The Ups and Downs of Working Remotely
While Slice and many other companies adapted to doing business remotely, it hasn’t been without its problems, Attia pointed out.
“There’s definitely a level of communication and collaboration and building relationships that are more difficult to do, especially when you’re doing something new, so I find that we find out things later, like we were about to go live and something is missed,” Attia said, stating that remote business has led to miscommunications or misunderstandings.
“There are limits…to Zoom meetings,” he said. He observed that forming partnerships and scaling up a book of business or revving up a technology installation can be difficult without at least some in-person interaction.
On the other hand, Attia said that Slice, for the first time, is focused more on executing business rather than just developing new things – thanks to a narrower pandemic-related focus. Still, he said his developers struggle without being in the same space while most Slice employees continue to work from home due to pandemic restrictions.
“Teams go in for shorter periods of time, and it’s just difficult and not everybody [is together]…Some people work well remotely, and some people are freaked out,” Attia said. “Some people are very social and they need to be in social [settings] and [environments]…It may be actually difficult to innovate when something can’t just happen organically” and in person.
While Slice is hiring again, and stronger than it was at the start of the pandemic, Attia acknowledged the company lost some employees because of the pandemic-driven working conditions.
“We have lost some people because of this environment and primarily because, I think, we lose touch with them,” Attia explained.
And yet, Slice was able to negotiate for a new development office in Ottawa at a better rate than the company would have gotten before the downturn, he said.
“We’re in a new office now, which I think we wouldn’t have gotten before because [the market] was so hot,” Attia explained. “We couldn’t find space and now, fortunately with the downturn, we’re able to get some space.”
Next Steps
Having gotten through a year of COVID-19, Attia said the company is moving out of startup mode and focusing on scaling up.

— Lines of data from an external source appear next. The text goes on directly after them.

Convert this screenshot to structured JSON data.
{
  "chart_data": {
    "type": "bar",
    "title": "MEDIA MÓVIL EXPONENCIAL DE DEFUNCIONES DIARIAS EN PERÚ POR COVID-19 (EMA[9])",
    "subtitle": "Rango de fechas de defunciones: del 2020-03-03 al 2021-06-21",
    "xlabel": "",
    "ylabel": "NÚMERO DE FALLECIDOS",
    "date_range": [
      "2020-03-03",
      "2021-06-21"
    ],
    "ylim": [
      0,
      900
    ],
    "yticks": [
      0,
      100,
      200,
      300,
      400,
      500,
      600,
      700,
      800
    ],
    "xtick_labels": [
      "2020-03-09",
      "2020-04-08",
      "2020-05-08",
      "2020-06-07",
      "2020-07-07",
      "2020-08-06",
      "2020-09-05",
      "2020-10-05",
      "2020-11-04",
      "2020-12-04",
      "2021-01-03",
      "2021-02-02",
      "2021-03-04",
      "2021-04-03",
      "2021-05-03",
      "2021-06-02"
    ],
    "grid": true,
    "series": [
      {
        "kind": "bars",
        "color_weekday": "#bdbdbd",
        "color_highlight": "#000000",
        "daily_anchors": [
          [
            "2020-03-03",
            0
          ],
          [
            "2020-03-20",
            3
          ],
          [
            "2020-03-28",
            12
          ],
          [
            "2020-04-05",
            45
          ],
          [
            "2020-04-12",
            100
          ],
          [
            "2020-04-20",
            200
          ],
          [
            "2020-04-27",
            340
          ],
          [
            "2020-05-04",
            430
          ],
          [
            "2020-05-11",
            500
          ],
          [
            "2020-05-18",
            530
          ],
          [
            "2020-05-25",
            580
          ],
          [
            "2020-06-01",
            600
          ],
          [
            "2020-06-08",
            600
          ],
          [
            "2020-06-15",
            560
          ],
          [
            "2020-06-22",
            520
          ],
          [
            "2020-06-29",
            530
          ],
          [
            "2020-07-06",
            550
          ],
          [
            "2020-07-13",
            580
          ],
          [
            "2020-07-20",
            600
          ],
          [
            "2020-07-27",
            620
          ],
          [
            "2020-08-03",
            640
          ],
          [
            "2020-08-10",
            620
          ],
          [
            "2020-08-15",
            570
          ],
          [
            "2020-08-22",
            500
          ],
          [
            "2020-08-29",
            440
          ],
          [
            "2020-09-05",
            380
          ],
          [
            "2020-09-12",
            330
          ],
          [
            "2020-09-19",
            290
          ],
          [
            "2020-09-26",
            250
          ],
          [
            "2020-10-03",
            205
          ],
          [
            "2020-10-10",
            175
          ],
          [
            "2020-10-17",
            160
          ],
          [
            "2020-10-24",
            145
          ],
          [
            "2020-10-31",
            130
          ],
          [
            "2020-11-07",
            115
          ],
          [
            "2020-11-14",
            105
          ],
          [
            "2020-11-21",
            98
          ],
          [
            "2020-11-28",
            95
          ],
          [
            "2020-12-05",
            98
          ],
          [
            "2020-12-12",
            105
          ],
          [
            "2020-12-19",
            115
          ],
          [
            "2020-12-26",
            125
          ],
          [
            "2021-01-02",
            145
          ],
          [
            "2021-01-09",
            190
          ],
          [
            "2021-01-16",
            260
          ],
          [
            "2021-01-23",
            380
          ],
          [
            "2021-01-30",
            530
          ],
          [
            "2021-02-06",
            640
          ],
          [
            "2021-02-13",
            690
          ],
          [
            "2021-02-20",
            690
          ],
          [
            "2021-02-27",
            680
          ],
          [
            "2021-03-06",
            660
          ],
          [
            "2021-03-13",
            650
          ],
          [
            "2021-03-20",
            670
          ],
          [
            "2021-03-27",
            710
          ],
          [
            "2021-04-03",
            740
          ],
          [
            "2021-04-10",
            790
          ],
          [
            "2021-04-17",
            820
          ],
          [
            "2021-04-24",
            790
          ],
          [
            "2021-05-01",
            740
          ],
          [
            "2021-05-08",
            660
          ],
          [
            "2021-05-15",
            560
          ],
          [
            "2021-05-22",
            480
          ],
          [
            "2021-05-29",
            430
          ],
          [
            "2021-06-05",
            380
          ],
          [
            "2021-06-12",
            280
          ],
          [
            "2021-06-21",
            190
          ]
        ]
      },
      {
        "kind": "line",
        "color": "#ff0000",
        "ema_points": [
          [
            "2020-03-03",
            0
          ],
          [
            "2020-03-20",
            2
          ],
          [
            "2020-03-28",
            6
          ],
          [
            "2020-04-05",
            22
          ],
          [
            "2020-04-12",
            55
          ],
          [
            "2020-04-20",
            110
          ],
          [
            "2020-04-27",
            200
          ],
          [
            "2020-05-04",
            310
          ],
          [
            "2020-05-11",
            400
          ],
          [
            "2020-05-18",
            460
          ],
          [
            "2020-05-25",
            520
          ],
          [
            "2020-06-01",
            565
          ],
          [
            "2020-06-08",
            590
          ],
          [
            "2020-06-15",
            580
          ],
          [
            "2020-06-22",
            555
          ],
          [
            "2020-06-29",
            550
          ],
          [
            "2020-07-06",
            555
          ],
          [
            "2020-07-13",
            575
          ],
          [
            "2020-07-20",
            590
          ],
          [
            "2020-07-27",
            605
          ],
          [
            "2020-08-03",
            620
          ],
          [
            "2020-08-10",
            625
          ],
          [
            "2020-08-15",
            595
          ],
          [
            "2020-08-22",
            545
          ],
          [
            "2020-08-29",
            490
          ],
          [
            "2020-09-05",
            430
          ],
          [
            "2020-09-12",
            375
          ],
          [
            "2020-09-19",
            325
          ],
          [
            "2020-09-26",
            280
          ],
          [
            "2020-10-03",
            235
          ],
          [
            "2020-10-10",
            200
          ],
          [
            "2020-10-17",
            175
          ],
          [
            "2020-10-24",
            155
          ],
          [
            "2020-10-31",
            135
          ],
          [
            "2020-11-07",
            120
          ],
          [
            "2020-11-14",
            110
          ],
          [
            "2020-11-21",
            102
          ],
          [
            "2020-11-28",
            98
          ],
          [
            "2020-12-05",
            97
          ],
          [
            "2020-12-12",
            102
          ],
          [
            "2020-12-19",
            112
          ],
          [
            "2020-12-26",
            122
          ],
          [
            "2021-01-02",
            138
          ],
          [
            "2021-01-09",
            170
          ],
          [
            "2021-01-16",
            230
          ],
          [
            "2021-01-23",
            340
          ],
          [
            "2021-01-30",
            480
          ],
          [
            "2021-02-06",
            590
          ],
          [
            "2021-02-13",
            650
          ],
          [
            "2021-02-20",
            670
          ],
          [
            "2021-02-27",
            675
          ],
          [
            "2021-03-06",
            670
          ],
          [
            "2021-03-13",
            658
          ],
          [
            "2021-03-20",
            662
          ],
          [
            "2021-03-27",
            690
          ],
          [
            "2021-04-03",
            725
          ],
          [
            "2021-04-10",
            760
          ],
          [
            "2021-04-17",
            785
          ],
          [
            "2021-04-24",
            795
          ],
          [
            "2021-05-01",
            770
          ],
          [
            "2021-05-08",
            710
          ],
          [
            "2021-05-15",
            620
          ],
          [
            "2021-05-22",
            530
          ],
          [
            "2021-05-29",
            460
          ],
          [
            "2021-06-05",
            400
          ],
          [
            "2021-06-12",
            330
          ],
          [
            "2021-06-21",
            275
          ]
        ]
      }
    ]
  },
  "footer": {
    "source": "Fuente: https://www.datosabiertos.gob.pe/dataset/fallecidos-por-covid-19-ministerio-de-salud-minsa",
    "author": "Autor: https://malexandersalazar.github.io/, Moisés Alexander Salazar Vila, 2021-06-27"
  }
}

Options on the table include raising money or looking at something such as M&A.
“Raising money is important for the growth of the company,” Attia said, explaining that M&A can help accomplish similar goals.
Exploring which path to take will play out through 2021, Attia added.
“This will be the year that we decide…which way we’re going to go,” he said. “It’s very much our [scale-up] year. You’ve already jumped out of a plane, and so you have to execute. It’s really about the partnerships that we have right now.”
Slice employs about 60 people now, Attia said. It has raised more than $30 million in venture capital to date, from investors including XL Innovate, Horizons, Munich Re/HSB Ventures, SOMPO and others.